My name is Nicole. I live in Washington State. Eastern Washington to be exact. I recently purchased my first horses since I was a teen! Ponies actually. One is a POA, the other a Quarter Pony. Both are 13.2 hands and 19 years old. I wasn't really in the market for horses but we couldn't let these girls go! 

My daughters, 10 and 5, have been taking western riding lessons for several years now. These are the horses they have been riding...and they are sweet as sweet can be! The woman they were taking lessons from recently divorced and had to part with several of her horses. So how could I NOT buy them?

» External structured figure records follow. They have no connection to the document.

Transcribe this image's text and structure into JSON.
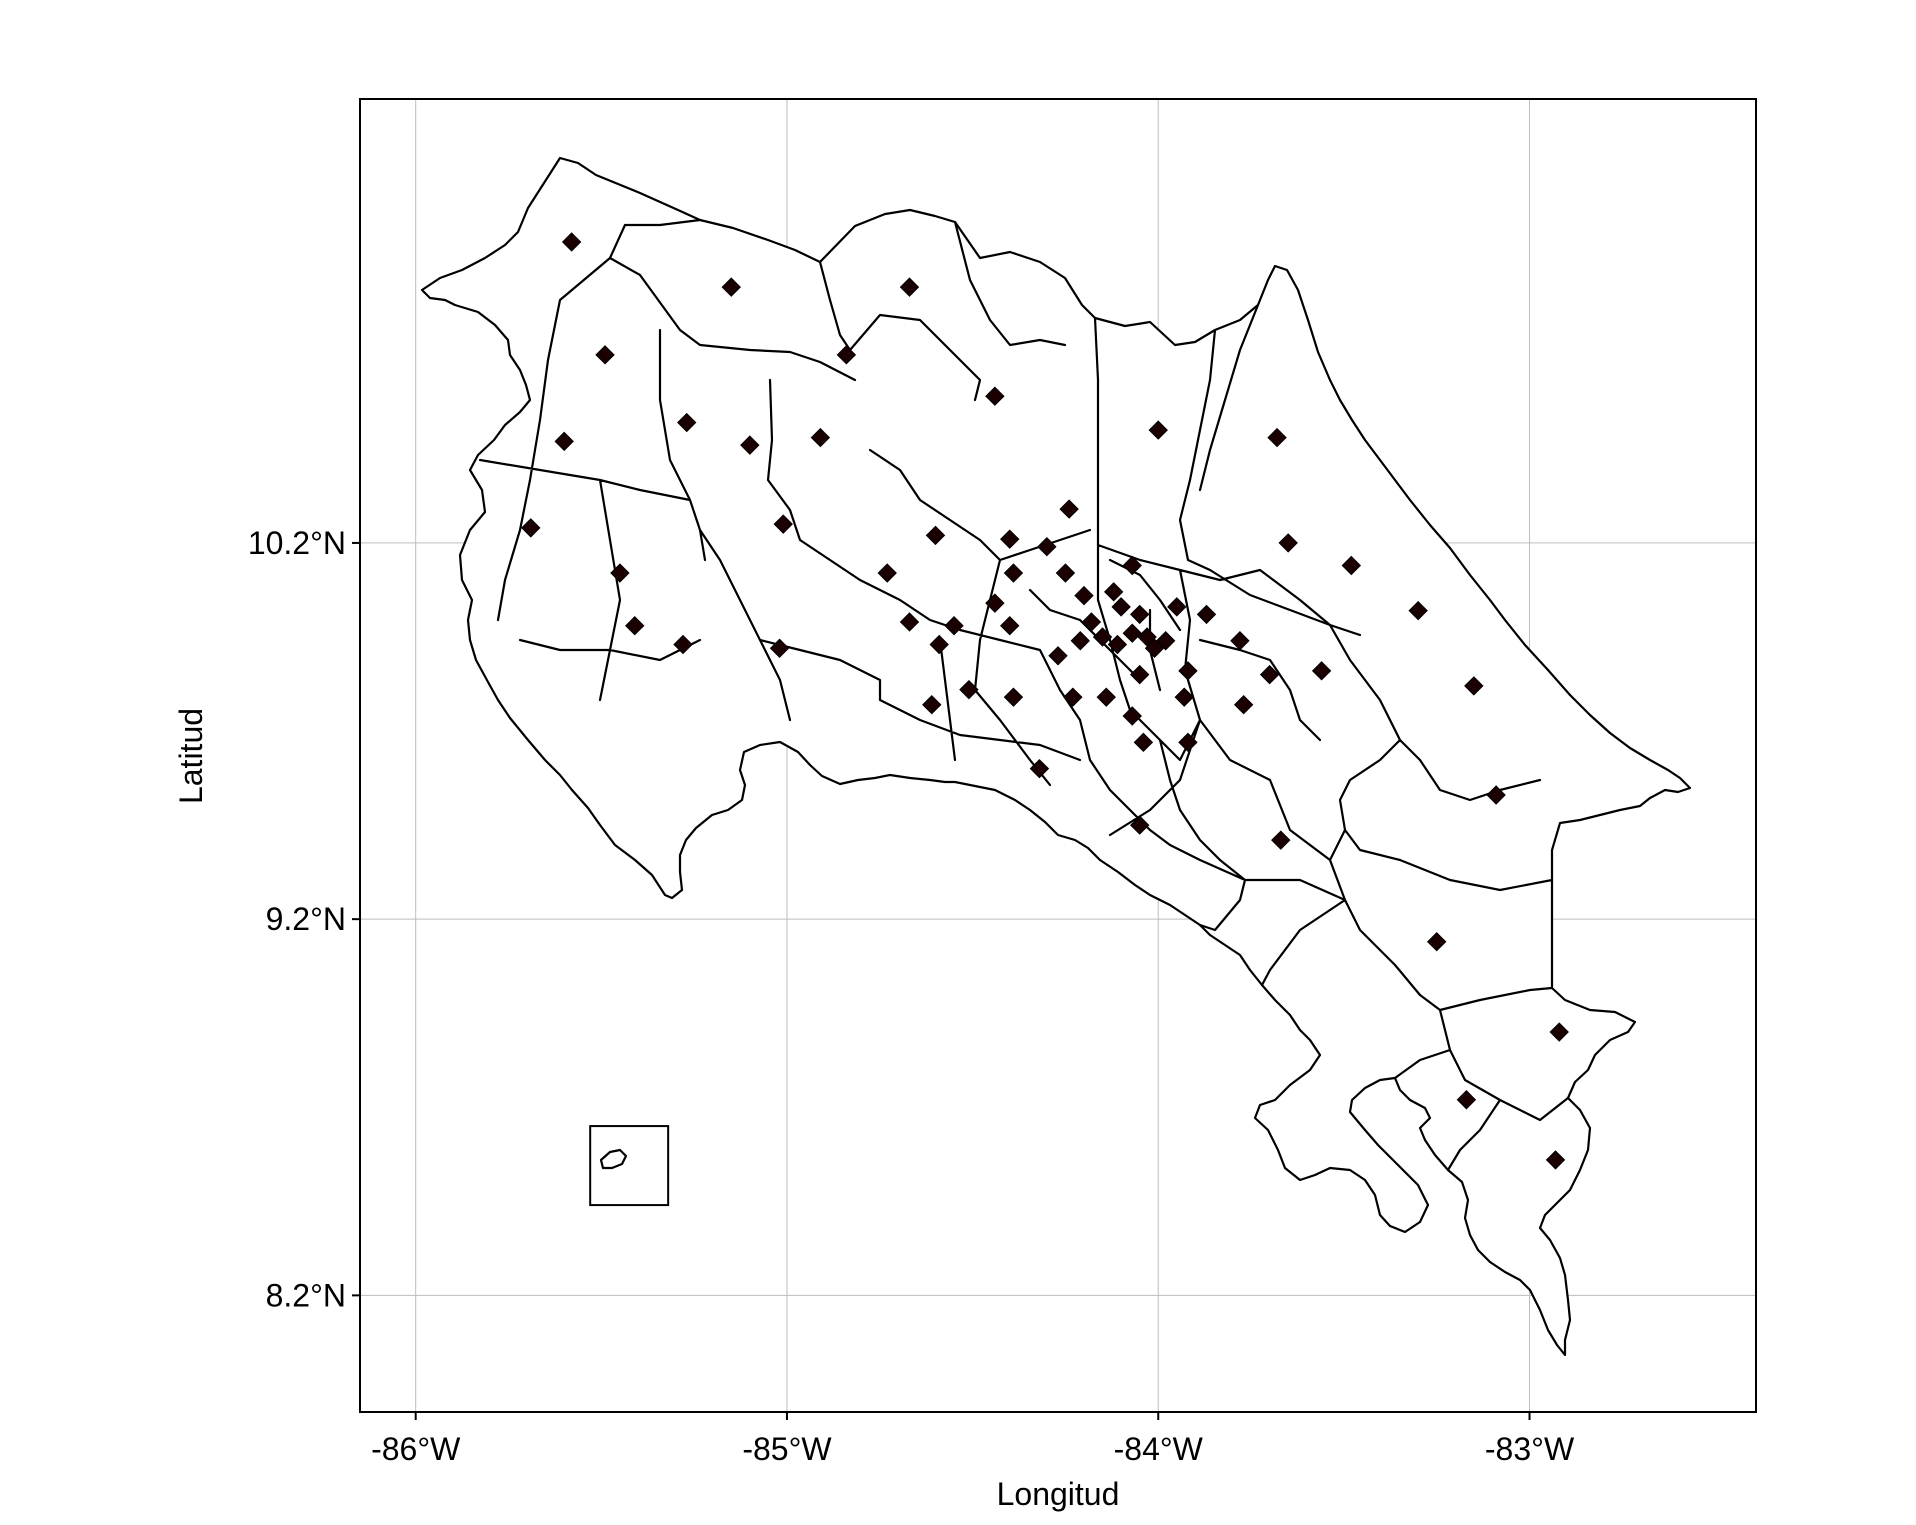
{
  "map": {
    "xlabel": "Longitud",
    "ylabel": "Latitud",
    "x_ticks": [
      {
        "value": -86,
        "label": "-86°W"
      },
      {
        "value": -85,
        "label": "-85°W"
      },
      {
        "value": -84,
        "label": "-84°W"
      },
      {
        "value": -83,
        "label": "-83°W"
      }
    ],
    "y_ticks": [
      {
        "value": 10.2,
        "label": "10.2°N"
      },
      {
        "value": 9.2,
        "label": "9.2°N"
      },
      {
        "value": 8.2,
        "label": "8.2°N"
      }
    ],
    "xlim": [
      -86.15,
      -82.39
    ],
    "ylim": [
      7.89,
      11.38
    ],
    "grid": true,
    "marker": "diamond",
    "marker_color": "#1a0000",
    "outline_color": "#000000",
    "centroids": [
      [
        -85.58,
        11.0
      ],
      [
        -85.15,
        10.88
      ],
      [
        -84.67,
        10.88
      ],
      [
        -85.49,
        10.7
      ],
      [
        -84.84,
        10.7
      ],
      [
        -84.44,
        10.59
      ],
      [
        -85.27,
        10.52
      ],
      [
        -85.6,
        10.47
      ],
      [
        -85.1,
        10.46
      ],
      [
        -84.91,
        10.48
      ],
      [
        -84.0,
        10.5
      ],
      [
        -83.68,
        10.48
      ],
      [
        -85.69,
        10.24
      ],
      [
        -85.01,
        10.25
      ],
      [
        -84.24,
        10.29
      ],
      [
        -84.4,
        10.21
      ],
      [
        -84.6,
        10.22
      ],
      [
        -84.3,
        10.19
      ],
      [
        -83.65,
        10.2
      ],
      [
        -83.48,
        10.14
      ],
      [
        -84.73,
        10.12
      ],
      [
        -84.39,
        10.12
      ],
      [
        -84.25,
        10.12
      ],
      [
        -84.07,
        10.14
      ],
      [
        -85.45,
        10.12
      ],
      [
        -84.44,
        10.04
      ],
      [
        -84.2,
        10.06
      ],
      [
        -84.12,
        10.07
      ],
      [
        -83.95,
        10.03
      ],
      [
        -83.87,
        10.01
      ],
      [
        -83.3,
        10.02
      ],
      [
        -84.67,
        9.99
      ],
      [
        -84.55,
        9.98
      ],
      [
        -84.4,
        9.98
      ],
      [
        -84.18,
        9.99
      ],
      [
        -84.1,
        10.03
      ],
      [
        -84.05,
        10.01
      ],
      [
        -85.41,
        9.98
      ],
      [
        -84.15,
        9.95
      ],
      [
        -84.07,
        9.96
      ],
      [
        -84.03,
        9.95
      ],
      [
        -83.98,
        9.94
      ],
      [
        -83.78,
        9.94
      ],
      [
        -84.59,
        9.93
      ],
      [
        -84.21,
        9.94
      ],
      [
        -84.11,
        9.93
      ],
      [
        -84.01,
        9.92
      ],
      [
        -85.28,
        9.93
      ],
      [
        -85.02,
        9.92
      ],
      [
        -84.27,
        9.9
      ],
      [
        -83.92,
        9.86
      ],
      [
        -83.7,
        9.85
      ],
      [
        -83.56,
        9.86
      ],
      [
        -84.05,
        9.85
      ],
      [
        -84.51,
        9.81
      ],
      [
        -84.39,
        9.79
      ],
      [
        -84.23,
        9.79
      ],
      [
        -84.14,
        9.79
      ],
      [
        -83.93,
        9.79
      ],
      [
        -84.61,
        9.77
      ],
      [
        -83.77,
        9.77
      ],
      [
        -83.15,
        9.82
      ],
      [
        -84.07,
        9.74
      ],
      [
        -84.04,
        9.67
      ],
      [
        -83.92,
        9.67
      ],
      [
        -84.32,
        9.6
      ],
      [
        -83.09,
        9.53
      ],
      [
        -84.05,
        9.45
      ],
      [
        -83.67,
        9.41
      ],
      [
        -83.25,
        9.14
      ],
      [
        -82.92,
        8.9
      ],
      [
        -83.17,
        8.72
      ],
      [
        -82.93,
        8.56
      ]
    ],
    "inset_box": {
      "x0": -85.53,
      "y0": 8.44,
      "x1": -85.32,
      "y1": 8.65
    }
  }
}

Laf 

Anyway, these gals are used to just about everything...they do poles, barrels, fairs, "races", lessons, cattle...you name it! But what they haven't done is trail ride...

My husband wasn't as excited about the horses as I was, but I thought this might be the key to his heart. We are already big backpackers and we'd love to incorporate the ponies. We aren't really looking to ride them on the trails but instead using them for light packing...or perhaps carrying a tired child...

I know NOTHING about trail riding or packing...I've begun looking at trails in out area and reading a bit online but am wanting as much info as I can find! Feeding, packs, etiquette, shoes, you name it, I want to know about it! 

Thanks in advance everyone! So excited!

Nicole


----------



## tinyliny (Oct 31, 2009)

get in contact with the Backcountry Horsemen of Washington. Just google them. There's a member here called, "Trails" who is involved in this organization and would no doubt love to help you.


----------



## SailorGriz (Nov 28, 2010)

Depending on where in Eastern Washington you live, there is also a very active Back Country Horsemen of Idaho in Lewiston. We have members from both sides of the river. If it's close, they, too, are a good resource.

The weekend of April 9 is the Inland Outdoor Show at Lewiston. The Horsemen are putting on a packing demo/seminar at the show on Saturday and Sunday. That, too, would be a good place to get an introduction to packing a horse or pony for the back country. You can go here http://www.twinriversbch.com/Documents/INWOS-2011.pdf for more information.


----------